There were 11,159 housing units, of which 3.9% were vacant. The homeowner vacancy rate was 1.5% and the rental vacancy rate was 4.8%.

Racial composition as of the 2020 census
| Race | Number | Percent |
|---|---|---|
| White | 13,090 | 41.8% |
| Black or African American | 662 | 2.1% |
| American Indian and Alaska Native | 121 | 0.4% |
| Asian | 13,918 | 44.4% |
| Native Hawaiian and Other Pacific Islander | 64 | 0.2% |
| Some other race | 778 | 2.5% |
| Two or more races | 2,717 | 8.7% |
| Hispanic or Latino (of any race) | 2,223 | 7.1% |

===2010 Census===
As of the census of 2010, there were 20,646 people, 7,205 households, and 5,579 families residing in Bethany. The racial makeup of Bethany was 60.4% White, 31.7% Asian, 1.7% Black, 0.2% Pacific Islander, 1.5% from other races, and 4.1% from two or more races.

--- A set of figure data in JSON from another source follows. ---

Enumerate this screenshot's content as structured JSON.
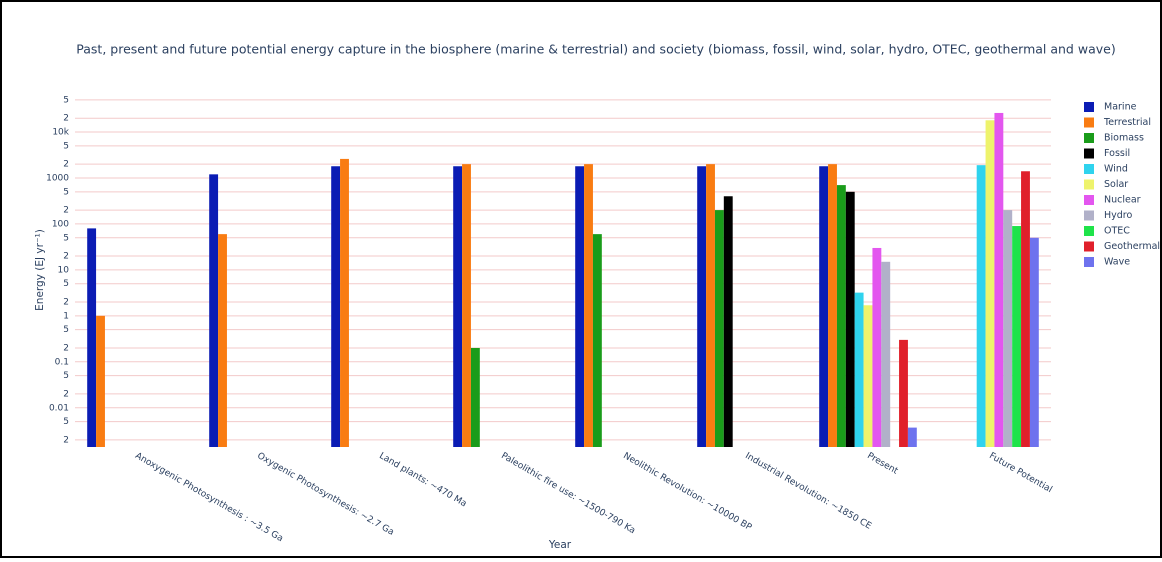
{
  "chart_data": {
    "type": "bar",
    "title": "Past, present and future potential energy capture in the biosphere (marine & terrestrial) and society (biomass, fossil, wind, solar, hydro, OTEC, geothermal and wave)",
    "x_label": "Year",
    "y_label": "Energy (EJ yr⁻¹)",
    "yscale": "log",
    "grid": true,
    "legend": "right",
    "categories": [
      "Anoxygenic Photosynthesis : ~3.5 Ga",
      "Oxygenic Photosynthesis: ~2.7 Ga",
      "Land plants: ~470 Ma",
      "Paleolithic fire use: ~1500-790 Ka",
      "Neolithic Revolution: ~10000 BP",
      "Industrial Revolution: ~1850 CE",
      "Present",
      "Future Potential"
    ],
    "series": [
      {
        "name": "Marine",
        "color": "#0b1cb4",
        "values": [
          80,
          1200,
          1800,
          1800,
          1800,
          1800,
          1800,
          null
        ]
      },
      {
        "name": "Terrestrial",
        "color": "#f97c12",
        "values": [
          1,
          60,
          2600,
          2000,
          2000,
          2000,
          2000,
          null
        ]
      },
      {
        "name": "Biomass",
        "color": "#1a9c1a",
        "values": [
          null,
          null,
          null,
          0.2,
          60,
          200,
          700,
          null
        ]
      },
      {
        "name": "Fossil",
        "color": "#000000",
        "values": [
          null,
          null,
          null,
          null,
          null,
          400,
          500,
          null
        ]
      },
      {
        "name": "Wind",
        "color": "#2fd3ee",
        "values": [
          null,
          null,
          null,
          null,
          null,
          null,
          3.2,
          1900
        ]
      },
      {
        "name": "Solar",
        "color": "#eef36c",
        "values": [
          null,
          null,
          null,
          null,
          null,
          null,
          1.7,
          18000
        ]
      },
      {
        "name": "Nuclear",
        "color": "#e356ef",
        "values": [
          null,
          null,
          null,
          null,
          null,
          null,
          30,
          26000
        ]
      },
      {
        "name": "Hydro",
        "color": "#b1b1c9",
        "values": [
          null,
          null,
          null,
          null,
          null,
          null,
          15,
          200
        ]
      },
      {
        "name": "OTEC",
        "color": "#1fe34a",
        "values": [
          null,
          null,
          null,
          null,
          null,
          null,
          null,
          90
        ]
      },
      {
        "name": "Geothermal",
        "color": "#e0202b",
        "values": [
          null,
          null,
          null,
          null,
          null,
          null,
          0.3,
          1400
        ]
      },
      {
        "name": "Wave",
        "color": "#6e72ee",
        "values": [
          null,
          null,
          null,
          null,
          null,
          null,
          0.0037,
          50
        ]
      }
    ],
    "ylim": [
      0.0014,
      55000
    ],
    "yticks": [
      {
        "value": 0.002,
        "label": "2"
      },
      {
        "value": 0.005,
        "label": "5"
      },
      0.01,
      {
        "value": 0.02,
        "label": "2"
      },
      {
        "value": 0.05,
        "label": "5"
      },
      0.1,
      {
        "value": 0.2,
        "label": "2"
      },
      {
        "value": 0.5,
        "label": "5"
      },
      1,
      2,
      5,
      10,
      {
        "value": 20,
        "label": "2"
      },
      {
        "value": 50,
        "label": "5"
      },
      100,
      {
        "value": 200,
        "label": "2"
      },
      {
        "value": 500,
        "label": "5"
      },
      1000,
      {
        "value": 2000,
        "label": "2"
      },
      {
        "value": 5000,
        "label": "5"
      },
      {
        "value": 10000,
        "label": "10k"
      },
      {
        "value": 20000,
        "label": "2"
      },
      {
        "value": 50000,
        "label": "5"
      }
    ]
  }
}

Hispanic or Latino of any race were 5.1% of the population.

There were 5,579 family households, of which 50.6% had children under the age of 18 living with them, 66.4% were married couples living together, 8.4% had a female householder with no husband present, 2.6% had a male householder with no wife present, and 22.6% were non-families. 18.6% of all households were made up of individuals, and 6.6% had someone living alone who was 65 years of age or older. The average household size was 2.86 and the average family size was 3.30.

The median age in Bethany was 35.7 years. The gender makeup of the area was 48.5% male and 51.5% female.